ACADEMY

Horizon Zero Gravity Flight Program

 

Credit: Steve Boxall / ZERO-G


 

As a first step toward scaling life in space, Aurelia Institute’s Horizon Program opens access to key technologies and experiences needed to engage with human spaceflight.

 

 

Why are zero-g flights important? They are the closest thing to the experience of space that’s possible on Earth.

 

Parabolic flights provide training for professionals, as well as unique opportunities for research and experimentation in microgravity environments. The problem: they are very challenging, require highly specialized equipment and rigorous safety and standards, and are prohibitively expensive.

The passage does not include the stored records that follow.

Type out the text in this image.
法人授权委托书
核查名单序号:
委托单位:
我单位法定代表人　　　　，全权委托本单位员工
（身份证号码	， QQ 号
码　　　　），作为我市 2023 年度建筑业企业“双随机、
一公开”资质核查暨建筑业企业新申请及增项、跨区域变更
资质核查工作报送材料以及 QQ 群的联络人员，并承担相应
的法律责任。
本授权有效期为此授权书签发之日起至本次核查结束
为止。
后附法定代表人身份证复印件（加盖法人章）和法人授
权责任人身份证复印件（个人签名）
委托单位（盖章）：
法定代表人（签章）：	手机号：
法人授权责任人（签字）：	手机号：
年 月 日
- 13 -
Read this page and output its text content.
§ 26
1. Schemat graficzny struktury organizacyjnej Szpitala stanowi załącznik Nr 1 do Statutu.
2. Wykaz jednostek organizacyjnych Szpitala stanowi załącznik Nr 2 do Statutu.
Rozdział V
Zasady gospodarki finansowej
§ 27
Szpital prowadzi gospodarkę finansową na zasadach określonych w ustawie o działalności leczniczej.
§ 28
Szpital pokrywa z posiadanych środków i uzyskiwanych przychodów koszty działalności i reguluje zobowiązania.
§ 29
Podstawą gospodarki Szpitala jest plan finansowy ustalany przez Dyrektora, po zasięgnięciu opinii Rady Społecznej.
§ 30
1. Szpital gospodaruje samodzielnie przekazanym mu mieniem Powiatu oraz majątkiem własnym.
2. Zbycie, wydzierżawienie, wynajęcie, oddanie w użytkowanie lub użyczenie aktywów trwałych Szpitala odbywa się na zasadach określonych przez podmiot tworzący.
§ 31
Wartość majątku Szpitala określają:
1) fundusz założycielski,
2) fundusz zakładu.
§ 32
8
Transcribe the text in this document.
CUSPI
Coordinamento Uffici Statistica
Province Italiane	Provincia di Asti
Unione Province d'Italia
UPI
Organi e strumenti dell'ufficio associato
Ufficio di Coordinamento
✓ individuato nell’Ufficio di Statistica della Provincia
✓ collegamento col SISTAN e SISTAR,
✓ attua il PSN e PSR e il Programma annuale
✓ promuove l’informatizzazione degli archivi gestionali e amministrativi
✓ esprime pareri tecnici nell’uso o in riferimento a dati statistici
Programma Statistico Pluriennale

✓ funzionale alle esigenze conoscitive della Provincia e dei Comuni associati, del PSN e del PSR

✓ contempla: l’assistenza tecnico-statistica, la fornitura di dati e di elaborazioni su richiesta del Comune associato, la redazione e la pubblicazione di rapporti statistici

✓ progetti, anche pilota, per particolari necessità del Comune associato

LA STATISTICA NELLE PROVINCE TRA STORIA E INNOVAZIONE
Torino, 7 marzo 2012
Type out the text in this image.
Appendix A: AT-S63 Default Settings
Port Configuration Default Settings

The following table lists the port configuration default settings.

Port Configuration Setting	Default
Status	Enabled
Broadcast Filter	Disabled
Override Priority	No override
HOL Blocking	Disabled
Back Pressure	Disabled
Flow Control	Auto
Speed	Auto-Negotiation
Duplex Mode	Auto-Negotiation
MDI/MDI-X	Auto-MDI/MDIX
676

These hurdles keep zero gravity flights out of reach for the vast majority of private citizens as well as researchers—not to mention the many non-research professionals whose work would benefit from experience and experimentation with zero gravity.

 
 

 

Learn more about our past and upcoming Horizon zero-g flights.

 

 
 

The Horizon program enables fliers across diverse communities and organizations to conduct research on a zero gravity parabolic flight. 

Selected fliers experienced twenty parabolas of microgravity, lunar gravity, Mars gravity, and hyper gravity. Each flier participates in an art, storytelling, or research project that is enhanced or uniquely enabled by the modified gravity environment.

 

Following their zero gravity flights, fliers share their projects with their communities through storytelling, academic publications, documentaries, and social media. For some projects, Horizon is only the start, and projects continue to evolve for technology pipelines in other programs, including suborbital, orbital, and lunar deployments.  

The Horizon program also incorporates students who have taken Aurelia’s Microgravity Project Design course, building on Aurelia Academy’s mission of future workforce development.